Clinical eHealth (Dec 2022)
Diagnostic value of tumor associated autoantibody panel in early detection of lung cancer in Chinese population: Protocol for a prospective, observational, and multicenter clinical trial
Abstract
Lung cancer is the leading cause of cancer deaths. Although targeted therapies and programmed cell death protein 1 (PD-1) blockade have offered great advances, five-year survival rates remained low. Diagnosis of lung cancer at an earlier stage is the most efficient approach to improve survival. Tumor associated autoantibodies (TAAb) have been proven a promising innovative biomarker of lung cancer. We aimed to comprehensively evaluate the sensitivity, specificity, and accuracy of TAAbs in lung cancer detection, especially in early-stage patients, through a multicenter prospective observational clinical trial, and to screen out the novel combination of TAAbs with the best detection value for Chinese population. We aimed to enroll 1,400 participants from three clinical centers and divide into two cohorts.
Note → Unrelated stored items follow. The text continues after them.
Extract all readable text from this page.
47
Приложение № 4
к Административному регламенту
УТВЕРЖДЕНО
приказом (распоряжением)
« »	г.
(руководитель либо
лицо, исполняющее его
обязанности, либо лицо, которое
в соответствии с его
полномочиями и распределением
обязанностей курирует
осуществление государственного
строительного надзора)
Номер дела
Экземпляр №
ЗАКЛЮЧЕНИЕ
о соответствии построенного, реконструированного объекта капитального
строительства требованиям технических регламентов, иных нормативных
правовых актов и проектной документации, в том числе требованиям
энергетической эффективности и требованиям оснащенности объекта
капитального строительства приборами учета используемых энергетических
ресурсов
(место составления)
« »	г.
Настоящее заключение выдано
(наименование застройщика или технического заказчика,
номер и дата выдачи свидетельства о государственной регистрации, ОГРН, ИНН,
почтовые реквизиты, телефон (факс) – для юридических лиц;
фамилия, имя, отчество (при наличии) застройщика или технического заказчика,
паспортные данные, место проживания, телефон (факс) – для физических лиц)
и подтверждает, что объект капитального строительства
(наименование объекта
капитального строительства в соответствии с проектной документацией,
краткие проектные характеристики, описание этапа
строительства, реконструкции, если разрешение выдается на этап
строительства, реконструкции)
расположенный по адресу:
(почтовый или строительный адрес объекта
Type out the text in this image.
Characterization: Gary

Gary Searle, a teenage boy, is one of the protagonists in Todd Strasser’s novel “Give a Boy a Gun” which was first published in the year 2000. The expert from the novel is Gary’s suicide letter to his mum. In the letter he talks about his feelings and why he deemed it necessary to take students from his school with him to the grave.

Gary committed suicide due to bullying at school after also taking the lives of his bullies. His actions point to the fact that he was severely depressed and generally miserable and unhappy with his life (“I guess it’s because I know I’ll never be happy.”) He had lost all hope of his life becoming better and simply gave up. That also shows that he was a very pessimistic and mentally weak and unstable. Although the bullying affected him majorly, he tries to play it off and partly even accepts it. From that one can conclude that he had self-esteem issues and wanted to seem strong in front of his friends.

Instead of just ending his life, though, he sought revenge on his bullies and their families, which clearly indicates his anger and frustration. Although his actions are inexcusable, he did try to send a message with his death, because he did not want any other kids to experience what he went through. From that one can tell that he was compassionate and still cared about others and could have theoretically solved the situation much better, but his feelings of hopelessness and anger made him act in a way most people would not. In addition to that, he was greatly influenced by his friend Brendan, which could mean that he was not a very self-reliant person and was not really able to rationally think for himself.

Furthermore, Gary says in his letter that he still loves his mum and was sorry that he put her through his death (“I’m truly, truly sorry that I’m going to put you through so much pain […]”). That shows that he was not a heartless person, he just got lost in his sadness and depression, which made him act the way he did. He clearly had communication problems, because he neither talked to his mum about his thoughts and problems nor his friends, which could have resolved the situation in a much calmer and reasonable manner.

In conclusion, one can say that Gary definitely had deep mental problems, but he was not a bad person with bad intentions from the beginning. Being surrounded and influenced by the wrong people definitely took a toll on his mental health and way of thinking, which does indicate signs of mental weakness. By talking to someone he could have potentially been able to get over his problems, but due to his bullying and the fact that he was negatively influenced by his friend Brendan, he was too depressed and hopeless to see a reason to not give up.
One cohort is participants with newly pathologically confirmed lung cancer as the case cohort, and the other is participants with benign nodules, matched healthy controls and other benign lung diseases as the control cohort. Cases and controls were randomly distributed into training or validation set. The level of 14 autoantibody candidates in their plasma were detected. A Monte-Carlo Simulated Annealing method was implemented to develop a composite panel of autoantibodies to distinguish between matched lung cancer cases and controls in the training set. The newly developed autoantibody panel was tested in the validation set for sensitivity, specificity and accuracy. This is the first and largest clinical trial designed to develop a novel autoantibody panel for lung cancer detection specifically for Chinese people. We performed a multicenter, prospective, observational study to find a novel panel of autoantibody markers that can help the diagnosis of lung cancer and the characterization of pulmonary nodules in Chinese population. The results may help to provide evidence-based recommendations to clinicians for lung cancer early detection and pulmonary nodule management. This study is registered in the ClinicalTrials.gov (NCT04216511).